Some may have heard the term the Golem effect. In short we too often become that which others define us as, and if a people are systemicly treated as an underclass… well, some of thoe people will oblige their oppressors. The word “Villain” has always seemed a little case in point for me. In 2020 a villian is the antagonist in a tale, a moustache twirling bad guy. This owes much to the dehumanizing of those the Harrying of the North dispossessed. The word Villain originally described what we now call villagers. Post the Harrying of the North, the villages overfilled with fugitives, renting whatever accommodation was available to them- according to the numbers recorded in the Domesday Book of 1086 (England’s first comprehensive census) England had 109,000 Villains – to the Norman conquerers an underclass of 109,000 scum; rebellious, coarse in manners – the kind of criminals who would trash a town like York given half a chance. A sizable underclass, who a generation ago were the respectable landowners.

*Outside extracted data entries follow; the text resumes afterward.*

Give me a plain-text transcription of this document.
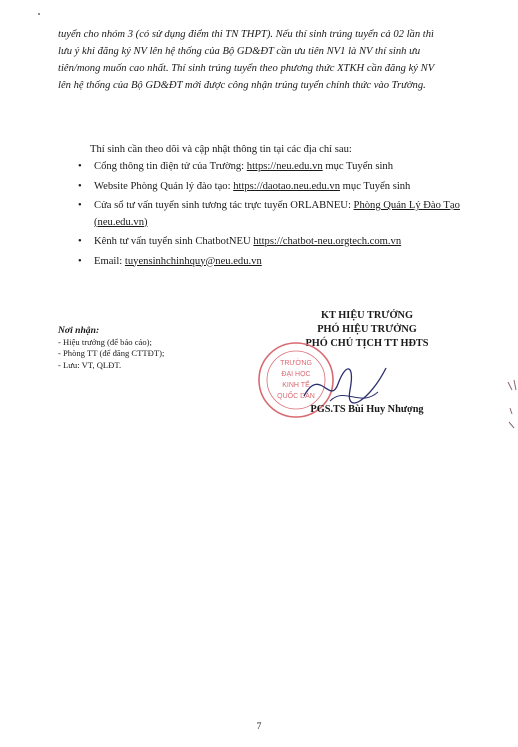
tuyển cho nhóm 3 (có sử dụng điểm thi TN THPT). Nếu thí sinh trúng tuyển cả 02 lần thì
lưu ý khi đăng ký NV lên hệ thống của Bộ GD&ĐT cần ưu tiên NV1 là NV thí sinh ưu
tiên/mong muốn cao nhất. Thí sinh trúng tuyển theo phương thức XTKH cần đăng ký NV
lên hệ thống của Bộ GD&ĐT mới được công nhận trúng tuyển chính thức vào Trường.
Thí sinh cần theo dõi và cập nhật thông tin tại các địa chỉ sau:
• Cổng thông tin điện tử của Trường: https://neu.edu.vn mục Tuyển sinh
• Website Phòng Quản lý đào tạo: https://daotao.neu.edu.vn mục Tuyển sinh
• Cửa sổ tư vấn tuyển sinh tương tác trực tuyến ORLABNEU: Phòng Quản Lý Đào Tạo (neu.edu.vn)
• Kênh tư vấn tuyển sinh ChatbotNEU https://chatbot-neu.orgtech.com.vn
• Email: tuyensinhchinhquy@neu.edu.vn
Nơi nhận:
- Hiệu trưởng (để báo cáo);
- Phòng TT (để đăng CTTĐT);
- Lưu: VT, QLĐT.
KT HIỆU TRƯỞNG
PHÓ HIỆU TRƯỞNG
PHÓ CHỦ TỊCH TT HĐTS
TRƯỜNG
ĐẠI HỌC
KINH TẾ
QUỐC DÂN
PGS.TS Bùi Huy Nhượng
7
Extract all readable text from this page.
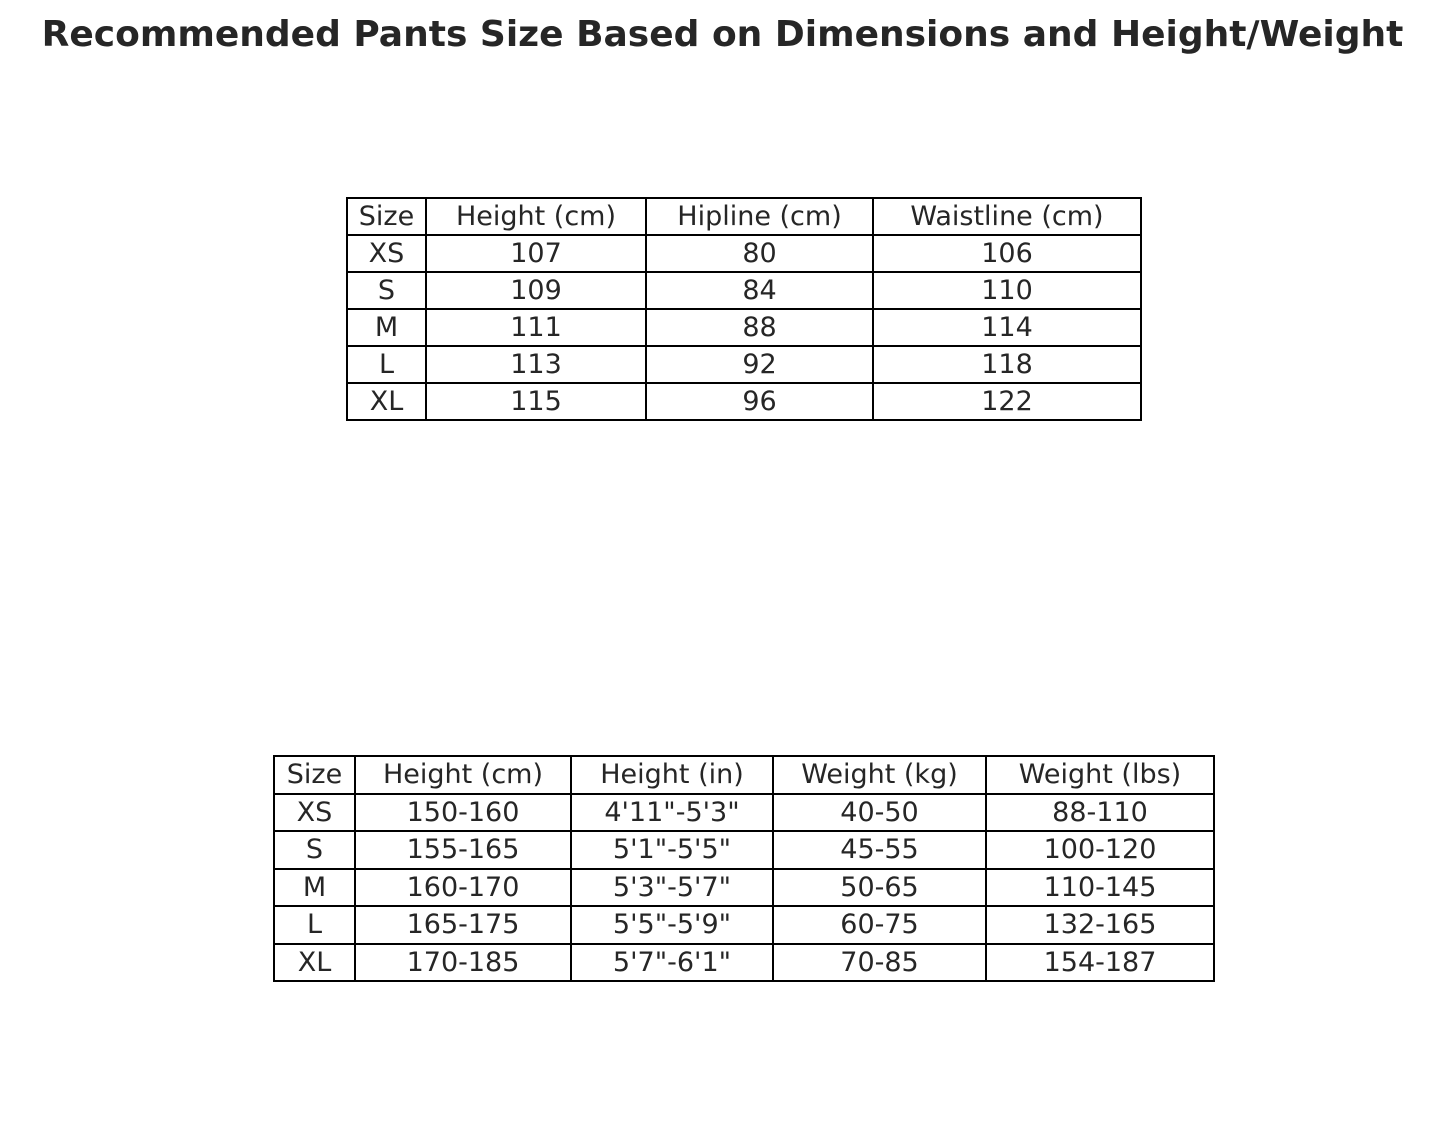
Recommended Pants Size Based on Dimensions and Height/Weight
Size	Height (cm)	Hipline (cm)	Waistline (cm)
XS	107	80	106
S	109	84	110
M	111	88	114
L	113	92	118
XL	115	96	122
Size	Height (cm)	Height (in)	Weight (kg)	Weight (lbs)
XS	150-160	4'11"-5'3"	40-50	88-110
S	155-165	5'1"-5'5"	45-55	100-120
M	160-170	5'3"-5'7"	50-65	110-145
L	165-175	5'5"-5'9"	60-75	132-165
XL	170-185	5'7"-6'1"	70-85	154-187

But things got better right? We speak English now. Well yes, to a degree. Like many European countries, the bubonic plague of the 1340s made native Labour more costly. The peasants revolt of 1381 did not end serfdom, but it was one of a number of tipping points which led to a gradual English renaissance. A class system, however, favouring those of Norman lineage has largely survived. Thomas Paine commented on it, Karl Marx wrote of it. Even the 19th Century Tory Prime minister Benjamin Disraeli commented on England being two nations, “one of the rich and one of the poor”. A 2011 survey, according to Historian (and, yes, smug Brexiteer) Robert Tombs showed a noticable disparity of wealth exists to this day between those with Norman surnames like Lacey and Glanville, over the English Smiths and Shepherds. These things leave deep wounds when two groups start the race on different starting lines. We tend to carry the stamp of our ancestors heavy disadvantages.

Yes I did dodge Waitangi day when I wrote this, please take this post as intended – I’m not claiming we all have faced oppression so one group should get over it… quite the opposite. My goal was to state oppression is multi-generational, and leaves one group heavily disadvantaged. As I did when originally writing this post in 2019, I invite all readers to delve into the works of our legit historians, be that Keith Sinclair, Claudia Orange, James Belich, Michael King or a host of other writers. It can be downright dystopian, but you will be better off for knowing what happened.

Thomas Gore Brown, New Zealand’s former Governor.